Furthermore, for correct operation of some subsystems, like state machines and counters, all flip-flops must come out of reset on the same clock edge. If different bits of the same state machine come out of reset on different clocks, the state machine may transition into an illegal state. This reinforces the need to make the deassertion of reset synchronous to the clock.

For designs that use a synchronous reset methodology for a given clock domain, it is sufficient to use a standard metastability resolution circuit (two back-to-back flip-flops) to synchronize the global reset pin onto a particular clock domain. This synchronized reset signal can then initialize all storage elements in the clock domain by using the synchronous SR port on the flip-flops. Because both the synchronizer and the flip-flops to be reset are on the same clock domain, the standard PERIOD constraint of the clock covers the timing of the paths between them. Each clock domain in the device needs to use a separate synchronizer to generate a synchronized version of the global reset for that clock domain.

Now let's get down to brass tacks. Here are some specific hints and tips that will help you arrive at the best reset strategy for your design.

Tip 1: When driving the synchronous SR port of flip-flops, every clock domain requires its own localized version of the global reset, synchronized to that domain.

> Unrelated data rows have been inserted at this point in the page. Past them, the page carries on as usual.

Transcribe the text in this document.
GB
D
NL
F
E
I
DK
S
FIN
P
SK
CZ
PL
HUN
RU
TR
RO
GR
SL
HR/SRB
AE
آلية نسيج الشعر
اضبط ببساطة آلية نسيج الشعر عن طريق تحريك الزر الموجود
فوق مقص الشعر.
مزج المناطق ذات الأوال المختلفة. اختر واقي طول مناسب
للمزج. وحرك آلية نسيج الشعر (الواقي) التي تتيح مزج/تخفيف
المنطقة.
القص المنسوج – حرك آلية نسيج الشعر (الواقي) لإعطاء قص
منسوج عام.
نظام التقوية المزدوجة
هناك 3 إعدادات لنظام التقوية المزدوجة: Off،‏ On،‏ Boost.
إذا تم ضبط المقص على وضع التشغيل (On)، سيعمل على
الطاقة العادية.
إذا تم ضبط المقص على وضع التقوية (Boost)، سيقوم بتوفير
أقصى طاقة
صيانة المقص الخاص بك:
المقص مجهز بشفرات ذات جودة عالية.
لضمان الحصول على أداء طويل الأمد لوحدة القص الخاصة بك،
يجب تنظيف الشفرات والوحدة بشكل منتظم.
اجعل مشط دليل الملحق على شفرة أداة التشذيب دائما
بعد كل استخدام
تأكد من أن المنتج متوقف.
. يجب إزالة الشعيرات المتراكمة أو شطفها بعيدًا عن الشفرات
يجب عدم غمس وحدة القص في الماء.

Sometimes a portion of a design is not guaranteed to have a valid clock. This can occur in systems that use recovered clocks or clocks that are sourced by a hot-pluggable module. In such cases, the storage elements in the design may need to be initialized with an asynchronous reset using the asynchronous SR port on the flip-flops. Even though the storage elements use an asynchronous SR port, the deasserting edge of the reset must still be synchronous to the clock. This requirement is characterized by the reset-recovery timing arc of the flip-flops, which is similar to a setup requirement of the deasserting edge of an asynchronous SR to the rising edge of the clock. Failure to meet this timing arc can cause flip-flops to enter a metastable state and synchronous subsystems to enter unwanted states.